This article reviews recent recreation ecology research focused on developing new survey methods for assessing formal and informal trails or unsurfaced roads in wilderness and backcountry settings (fig. 1). Recreation ecology examines resource impacts caused by or related to visitor use. A brief review of research related to trail sustainability is included to illustrate factors that influence common types of trail degradation. These studies are producing new information and tools for park managers engaged in trail, carrying capacity, and other park planning and management decisions. Results can document the nature and severity of trail impacts and design deficiencies for planning and management decision making. For example, such data can justify staffing and funding requests to improve trail sustainability by relocating or reconstructing the worst trail segments, which will lower recurring maintenance costs.

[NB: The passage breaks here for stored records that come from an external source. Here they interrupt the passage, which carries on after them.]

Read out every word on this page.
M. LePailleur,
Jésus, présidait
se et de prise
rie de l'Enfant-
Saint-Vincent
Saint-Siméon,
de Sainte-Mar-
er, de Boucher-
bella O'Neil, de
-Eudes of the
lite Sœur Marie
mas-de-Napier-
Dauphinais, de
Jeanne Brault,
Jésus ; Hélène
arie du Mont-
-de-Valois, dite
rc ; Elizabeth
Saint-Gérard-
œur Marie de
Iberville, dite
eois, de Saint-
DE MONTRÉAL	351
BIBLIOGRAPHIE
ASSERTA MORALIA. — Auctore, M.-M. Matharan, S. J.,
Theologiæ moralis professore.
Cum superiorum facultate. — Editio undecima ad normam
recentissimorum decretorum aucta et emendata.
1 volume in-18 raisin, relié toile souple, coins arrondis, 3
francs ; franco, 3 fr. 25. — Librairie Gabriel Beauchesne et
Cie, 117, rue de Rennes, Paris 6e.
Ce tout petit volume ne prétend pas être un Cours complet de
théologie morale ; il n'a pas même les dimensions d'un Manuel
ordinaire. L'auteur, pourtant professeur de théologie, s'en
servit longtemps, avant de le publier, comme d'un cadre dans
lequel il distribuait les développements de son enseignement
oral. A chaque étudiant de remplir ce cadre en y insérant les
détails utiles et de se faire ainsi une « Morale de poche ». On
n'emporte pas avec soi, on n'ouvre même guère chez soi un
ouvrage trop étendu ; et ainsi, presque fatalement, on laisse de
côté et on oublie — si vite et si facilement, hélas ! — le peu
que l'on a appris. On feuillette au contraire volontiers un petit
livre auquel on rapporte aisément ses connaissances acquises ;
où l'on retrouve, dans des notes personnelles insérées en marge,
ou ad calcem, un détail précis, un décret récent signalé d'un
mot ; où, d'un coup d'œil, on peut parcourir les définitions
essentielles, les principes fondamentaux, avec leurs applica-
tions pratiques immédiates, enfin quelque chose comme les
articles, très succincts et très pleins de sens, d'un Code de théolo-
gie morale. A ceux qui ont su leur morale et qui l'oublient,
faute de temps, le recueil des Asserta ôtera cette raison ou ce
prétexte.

Figure 1. Authors Logan Park (left) and Jeremy Wimpey assess a trail in Acadia National Park, Maine.
Many park trails, especially those created before the advent of modern trail construction guidelines, were not sustainably designed. It is not surprising, therefore, that some park wilderness and backcountry trail systems quickly degrade under heavy traffic (fig. 2). A survey of National Park Service (NPS) backcountry and wilderness managers found that trail impacts were regarded as the most severely pervasive visitor impact problem, with 50% of all parks reporting trail impacts occurring in most or many areas (Marion et al. 1993). The most common trail impacts reported by park staff included soil erosion (44% of parks), trail widening (31%), braided/multiple trails (29%), informal trails (29%), and excessive muddiness (25%). These trail-related impacts are of great concern in wilderness areas (Abbe and Manning 2007), which are managed to maintain resource conditions that are “untrammeled by man … protected and managed so as to preserve [their] natural conditions” (16 USC 1131–1136). Moreover, trails that are designed or reworked to meet sustainability guidelines can reduce future maintenance costs and conflicts with the “minimum tool” wilderness management requirements.
Figure 2. Hikers on a wide, eroded trail along the Blue Ridge Parkway, Virginia.